Perilaku ini umum dilakukan oleh para pedagang perantara dalam bentuk sebagai berikut: (1) Isu kenaikan harga BBM yang sebelumnya diikuti dengan naiknya permintaan bahan pokok pada hari besar Idul Fitri, Natal, dan Tahun Baru, yang memberikan justifikasi psikologi pasar bagi kenaikan harga barang kebutuhan pokok setelah hari-hari besar tersebut.
(2) Kondisi paceklik (Januari sampai Maret) bisa memacu sejumlah pedagang perantara untuk melakukan penimbunan untuk mendapatkan super profit (keuntungan di luar batas wajar). Akibatnya, akan terjadi kenaikan harga beras yang signifikan. Ini akan semakin parah jika para konsumen pun terimbas melakukan tindakan spekulatif pula dalam bentuk "memborong" dalam jumlah yang cukup besar untuk "penyelamatan diri", seperti yang kita lihat menjelang lengsernya Presiden Soeharto.
Tiga karakter beras di atas menjadikan tidak realistis kalau kita mengharapkan harga beras dapat stabil sepanjang tahun bila kita serahkan sepenuhnya pada mekanisme alamiah pasarnya (laissez fair). Jika kita masih mengharapkan harga yang stabil dan bisa dijangkau daya beli masyarakat, pemerintah harus turun tangan.
Tapi hal itu sulit dilakukan secara all out seperti di era Orba karena tekanan IMF, yakni memangkas tugas dan fungsi Bulog sebagai badan yang menangani stabilisasi harga dan distribusi pangan. IMF menilai badan ini melakukan monopoli impor dengan berbagai fasilitas dan kemudahan negara. Di samping itu, lembaga ini memang mengalami delegitimasi publik yang luar biasa dengan sejumlah kasus KKN yang memakai label Bulog (antara lain Buloggate I dan II).
Tulisan ini bukan untuk melegitimasi institusi Bulog ala Orba harus ada. Tapi yang kita peduli adalah adanya fungsi dan peran penyeimbang logistik beras antara musim paceklik dan panen kalau memang kita ingin kasus-kasus kelangkaan beras yang meresahkan tidak terjadi di masa mendatang.
Sebenarnya sebagian fungsi mekanisme penyeimbang logistik antarmusim ini dapat diserahkan ke masyarakat melalui lembaga logistik tradisional yang di kenal dengan nama "lumbung desa". Lembaga logistik tradisional ini terpinggirkan karena adanya intervensi kelembagaan "modern" yang diakselerasi keberadaannya oleh pemerintah seperti Bulog dan KUD. Padahal, institusi ini merupakan institusi lokal yang dulu cukup efektif dalam menjaga ketahanan pangan masyarakat secara swadaya.

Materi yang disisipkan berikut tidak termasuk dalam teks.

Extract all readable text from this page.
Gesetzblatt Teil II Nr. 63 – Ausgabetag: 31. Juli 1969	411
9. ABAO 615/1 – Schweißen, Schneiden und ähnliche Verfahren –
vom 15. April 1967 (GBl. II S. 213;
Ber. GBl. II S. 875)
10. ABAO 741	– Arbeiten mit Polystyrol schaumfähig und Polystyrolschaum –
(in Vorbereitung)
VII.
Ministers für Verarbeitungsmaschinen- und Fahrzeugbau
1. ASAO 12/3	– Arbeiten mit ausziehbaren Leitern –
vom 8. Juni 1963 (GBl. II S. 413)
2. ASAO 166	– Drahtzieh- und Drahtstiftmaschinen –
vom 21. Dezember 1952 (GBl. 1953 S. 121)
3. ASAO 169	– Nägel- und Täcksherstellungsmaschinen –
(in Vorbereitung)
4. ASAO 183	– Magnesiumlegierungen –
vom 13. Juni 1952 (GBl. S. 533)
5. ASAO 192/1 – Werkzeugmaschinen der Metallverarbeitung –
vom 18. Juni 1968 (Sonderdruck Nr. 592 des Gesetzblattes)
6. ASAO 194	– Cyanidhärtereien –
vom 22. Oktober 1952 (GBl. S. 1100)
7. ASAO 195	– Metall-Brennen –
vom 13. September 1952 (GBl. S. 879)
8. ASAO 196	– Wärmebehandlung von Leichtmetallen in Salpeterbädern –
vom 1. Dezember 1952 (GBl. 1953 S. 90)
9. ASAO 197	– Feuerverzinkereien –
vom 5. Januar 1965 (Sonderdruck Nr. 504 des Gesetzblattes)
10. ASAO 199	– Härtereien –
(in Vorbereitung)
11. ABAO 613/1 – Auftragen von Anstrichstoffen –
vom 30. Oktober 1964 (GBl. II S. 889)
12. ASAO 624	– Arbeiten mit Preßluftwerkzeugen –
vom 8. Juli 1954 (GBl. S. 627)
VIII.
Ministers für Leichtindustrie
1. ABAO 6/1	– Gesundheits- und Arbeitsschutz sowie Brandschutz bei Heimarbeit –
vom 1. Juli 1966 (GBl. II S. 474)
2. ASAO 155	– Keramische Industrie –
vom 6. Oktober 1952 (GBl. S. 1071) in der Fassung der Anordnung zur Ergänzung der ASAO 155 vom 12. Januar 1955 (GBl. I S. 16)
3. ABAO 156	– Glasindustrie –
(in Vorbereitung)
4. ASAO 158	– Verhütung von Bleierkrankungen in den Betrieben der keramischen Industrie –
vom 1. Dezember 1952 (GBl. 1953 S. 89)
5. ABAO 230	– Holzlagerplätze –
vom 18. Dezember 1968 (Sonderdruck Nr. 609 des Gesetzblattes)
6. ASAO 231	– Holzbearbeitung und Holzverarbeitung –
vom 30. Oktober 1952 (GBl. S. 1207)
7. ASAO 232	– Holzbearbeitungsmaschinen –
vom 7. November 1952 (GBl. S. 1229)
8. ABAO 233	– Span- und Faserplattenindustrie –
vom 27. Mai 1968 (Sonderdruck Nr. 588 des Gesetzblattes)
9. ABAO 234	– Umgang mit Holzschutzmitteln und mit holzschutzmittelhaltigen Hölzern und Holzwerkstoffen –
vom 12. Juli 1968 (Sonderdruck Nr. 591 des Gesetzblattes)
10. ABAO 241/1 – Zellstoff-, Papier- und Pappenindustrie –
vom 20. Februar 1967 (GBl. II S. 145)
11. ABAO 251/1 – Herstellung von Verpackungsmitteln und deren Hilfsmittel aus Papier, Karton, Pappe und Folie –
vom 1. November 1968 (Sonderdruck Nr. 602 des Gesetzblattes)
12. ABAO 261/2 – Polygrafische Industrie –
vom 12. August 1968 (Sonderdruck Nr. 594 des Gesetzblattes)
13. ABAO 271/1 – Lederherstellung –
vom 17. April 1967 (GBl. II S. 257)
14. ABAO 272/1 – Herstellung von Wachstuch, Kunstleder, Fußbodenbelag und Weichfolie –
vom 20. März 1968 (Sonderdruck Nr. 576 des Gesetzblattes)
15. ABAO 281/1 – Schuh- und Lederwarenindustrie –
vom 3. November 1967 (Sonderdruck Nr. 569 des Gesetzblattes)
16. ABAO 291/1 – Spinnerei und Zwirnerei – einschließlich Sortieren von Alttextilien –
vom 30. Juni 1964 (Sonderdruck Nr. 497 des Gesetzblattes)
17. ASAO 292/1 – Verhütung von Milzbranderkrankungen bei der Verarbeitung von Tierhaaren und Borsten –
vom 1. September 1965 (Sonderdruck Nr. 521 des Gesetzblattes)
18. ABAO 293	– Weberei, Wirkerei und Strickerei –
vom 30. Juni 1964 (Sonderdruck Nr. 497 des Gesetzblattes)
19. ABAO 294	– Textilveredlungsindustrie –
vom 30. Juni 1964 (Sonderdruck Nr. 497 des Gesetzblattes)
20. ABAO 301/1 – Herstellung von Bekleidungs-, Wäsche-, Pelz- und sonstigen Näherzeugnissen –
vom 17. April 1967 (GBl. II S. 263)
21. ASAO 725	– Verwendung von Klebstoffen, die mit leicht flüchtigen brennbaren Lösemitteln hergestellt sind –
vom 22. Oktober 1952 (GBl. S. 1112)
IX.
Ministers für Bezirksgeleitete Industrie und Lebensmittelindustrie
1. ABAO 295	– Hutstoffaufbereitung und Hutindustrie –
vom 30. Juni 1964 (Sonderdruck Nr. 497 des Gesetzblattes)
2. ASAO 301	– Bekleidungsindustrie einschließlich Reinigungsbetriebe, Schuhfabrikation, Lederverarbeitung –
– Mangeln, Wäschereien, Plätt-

Sebagaimana kita ketahui, sebagian besar masyarakat kita bermukim di desa dan berprofesi sebagai petani. Nah, keberadaan lumbung-lumbung desa ini akan merelakan tugas dan dana yang harus dikeluarkan pemerintah ketika terjadi kelangkaan beras. Karena peran utama lumbung desa ini di sejumlah daerah seperti Sumatra Barat, Jawa barat, dan sebagian Kalimantan adalah untuk mengatasi kerawanan musim paceklik. Atau dengan kata lain, lumbung desa ini bisa dikembangkan menjadi penyangga ketahanan pangan (buffer stock) masyarakat.
Tentu saja peran buffer stock dari lumbung desa hanya bisa tercapai jika didukung dan diakselerasi kuantitas dan kualitasnya oleh pemerintah. Sekali lagi, dalam hal ini pun pemerintah tidak dapat bersikap laissez fair (menyerahkan pengembangan dan perkembangan "lumbung desa" pada kesiapan masyarakat).
Selanjutnya, lumbung-lumbung desa yang ada perlu dibina kualitas pengelolaannya seperti (1) Peningkatan kemampuan penguasaan teknologi pascapanen dan penyimpanan gabah/beras; (2) Pelatihan manajemen usaha yang sesuai dengan perkembangan lumbung desa tersebut; (3) Memperkuat akses pasar dan modal sesuai dengan kebutuhannya; dan (4) Memberi peluang untuk menjadi counterpart (mitra usaha) pemerintah atau swasta lainnya dalam program dan proyek pembangunan pertanian di desa.